WASHINGTON — Quand on lui demande d’expliquer les assurances trompeuses qu’il a présentées aux Américains au sujet de la pandémie de coronavirus, le président Donald Trump répond qu’il s’est inspiré de la stratégie de Winston Churchill qui a cherché à rassurer la population en période de grand péril.
Mais ce n’est pas exactement comme ça que ça s’est passé.
M. Churchill n’a jamais dit aux Britanniques que la menace nazie était «sous contrôle», ou encore qu’elle «disparaîtrait comme par miracle», pour reprendre les paroles de M. Trump au sujet du coronavirus.
Le premier ministre britannique a propagé la peur aussi bien que la détermination quand il a demandé aux Britanniques de s’unir contre cet «appareil hideux d’agression» qui a réduit en esclavage de vastes portions de l’Europe et «se retournera bientôt contre nous».
Les propos de M. Trump concernant la pandémie sont bourrés de désinformation depuis le début. Mais dans «Rage», le nouveau livre du journaliste Bob Woodward, M. Trump reconnaît avoir volontairement déformé les faits pour minimiser la menace que présentait la COVID-19, aux Américains en général et aux jeunes en particulier, même s’il savait que c’était faux. Le président se justifie en disant qu’il cherchait à éviter la panique.
Lors d’une visite au Michigan il y a quelques jours, M. Trump a lancé à ses partisans que M. Churchill, pendant que les Allemands bombardaient Londres, «a toujours parlé calmement. Il disait, ‘il faut montrer du calme’».
Puis, un peu plus tard: «Comme le gouvernement britannique l’a dit pendant la Deuxième Guerre mondiale, ‘Restez calmes et continuez à faire vos affaires’ (Keep calm and carry on). C’est ce que j’ai fait.»
Sauf que les historiens ne sont pas d’accord.
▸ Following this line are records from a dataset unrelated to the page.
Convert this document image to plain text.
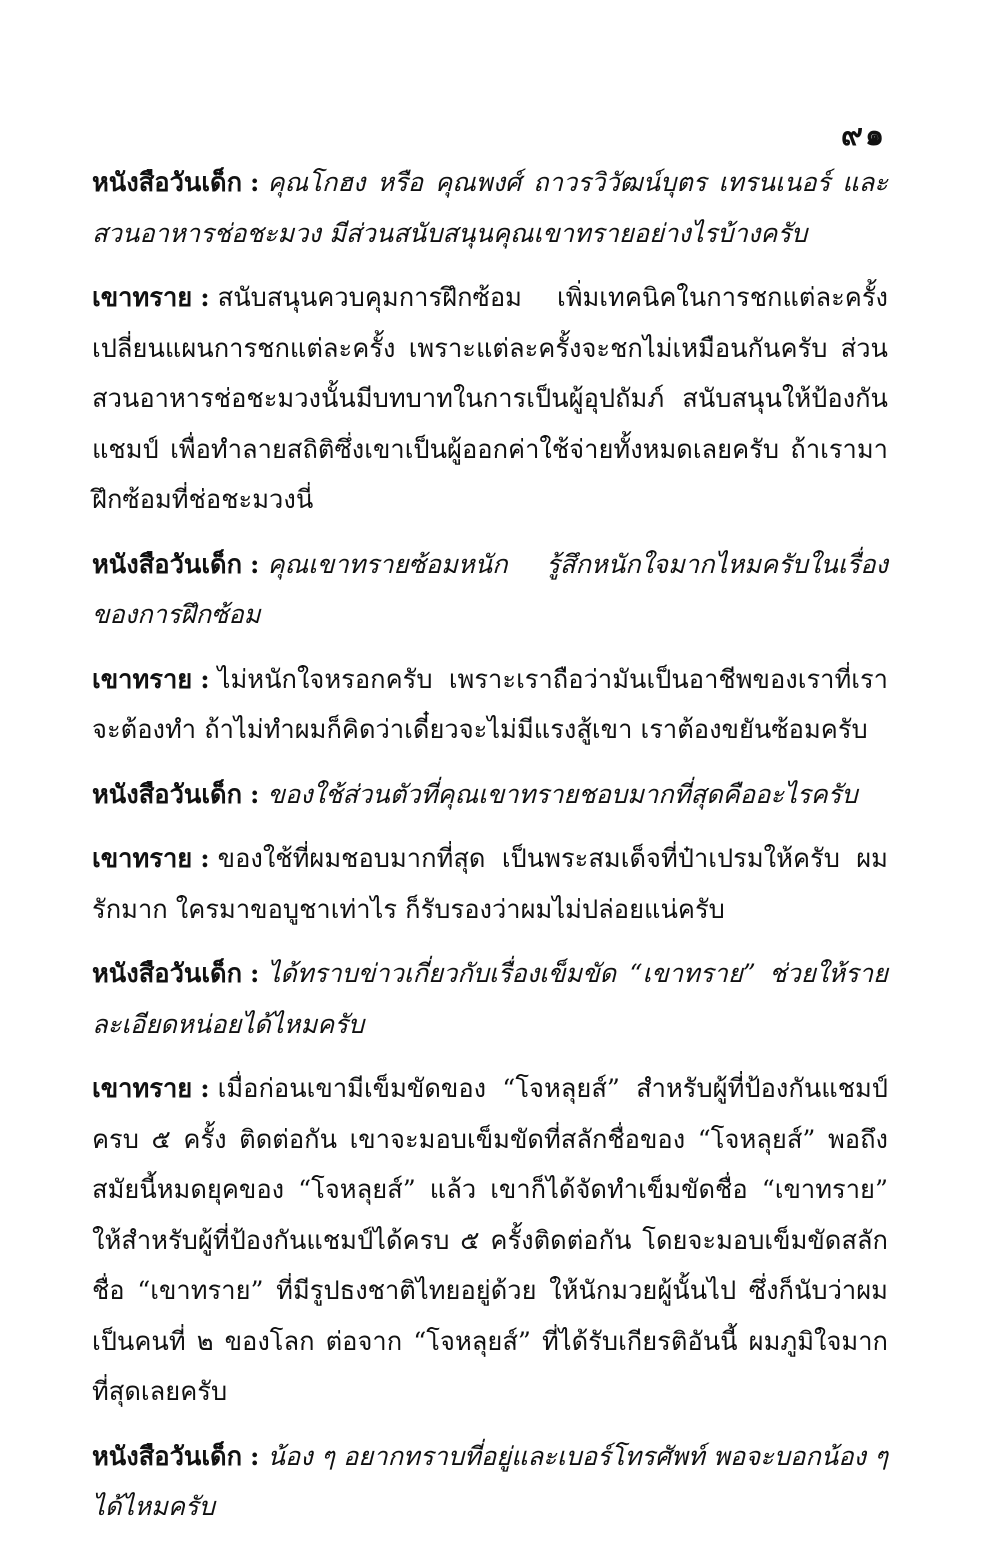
๙๑

หนังสือวันเด็ก : คุณโกฮง หรือ คุณพงศ์ ถาวรวิวัฒน์บุตร เทรนเนอร์ และสวนอาหารช่อชะมวง มีส่วนสนับสนุนคุณเขาทรายอย่างไรบ้างครับ

เขาทราย : สนับสนุนควบคุมการฝึกซ้อม เพิ่มเทคนิคในการชกแต่ละครั้ง เปลี่ยนแผนการชกแต่ละครั้ง เพราะแต่ละครั้งจะชกไม่เหมือนกันครับ ส่วนสวนอาหารช่อชะมวงนั้นมีบทบาทในการเป็นผู้อุปถัมภ์ สนับสนุนให้ป้องกันแชมป์ เพื่อทำลายสถิติซึ่งเขาเป็นผู้ออกค่าใช้จ่ายทั้งหมดเลยครับ ถ้าเรามาฝึกซ้อมที่ช่อชะมวงนี่

หนังสือวันเด็ก : คุณเขาทรายซ้อมหนัก รู้สึกหนักใจมากไหมครับในเรื่องของการฝึกซ้อม

เขาทราย : ไม่หนักใจหรอกครับ เพราะเราถือว่ามันเป็นอาชีพของเราที่เราจะต้องทำ ถ้าไม่ทำผมก็คิดว่าเดี๋ยวจะไม่มีแรงสู้เขา เราต้องขยันซ้อมครับ

หนังสือวันเด็ก : ของใช้ส่วนตัวที่คุณเขาทรายชอบมากที่สุดคืออะไรครับ

เขาทราย : ของใช้ที่ผมชอบมากที่สุด เป็นพระสมเด็จที่ป๋าเปรมให้ครับ ผมรักมาก ใครมาขอบูชาเท่าไร ก็รับรองว่าผมไม่ปล่อยแน่ครับ

หนังสือวันเด็ก : ได้ทราบข่าวเกี่ยวกับเรื่องเข็มขัด “เขาทราย” ช่วยให้รายละเอียดหน่อยได้ไหมครับ

เขาทราย : เมื่อก่อนเขามีเข็มขัดของ “โจหลุยส์” สำหรับผู้ที่ป้องกันแชมป์ครบ ๕ ครั้ง ติดต่อกัน เขาจะมอบเข็มขัดที่สลักชื่อของ “โจหลุยส์” พอถึงสมัยนี้หมดยุคของ “โจหลุยส์” แล้ว เขาก็ได้จัดทำเข็มขัดชื่อ “เขาทราย” ให้สำหรับผู้ที่ป้องกันแชมป์ได้ครบ ๕ ครั้งติดต่อกัน โดยจะมอบเข็มขัดสลักชื่อ “เขาทราย” ที่มีรูปธงชาติไทยอยู่ด้วย ให้นักมวยผู้นั้นไป ซึ่งก็นับว่าผมเป็นคนที่ ๒ ของโลก ต่อจาก “โจหลุยส์” ที่ได้รับเกียรติอันนี้ ผมภูมิใจมากที่สุดเลยครับ

หนังสือวันเด็ก : น้อง ๆ อยากทราบที่อยู่และเบอร์โทรศัพท์ พอจะบอกน้อง ๆ ได้ไหมครับ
«Churchill comprenait que la candeur est essentielle pendant une crise, a dit sur Twitter Erik Larson, qui a écrit une histoire de Churchill et des Britanniques pendant le Blitz. Il n’a pas enrobé la menace allemande de sucre.»
Un autre historien, Jon Meacham, a répliqué à M. Trump sur Twitter avec une autre citation de M. Churchill, qui rappelait que «le peuple britannique peut affronter n’importe quel malheur» tant qu’il est convaincu que ceux au pouvoir «ne le trompent pas» ou ne se cachent pas dans un «paradis artificiel».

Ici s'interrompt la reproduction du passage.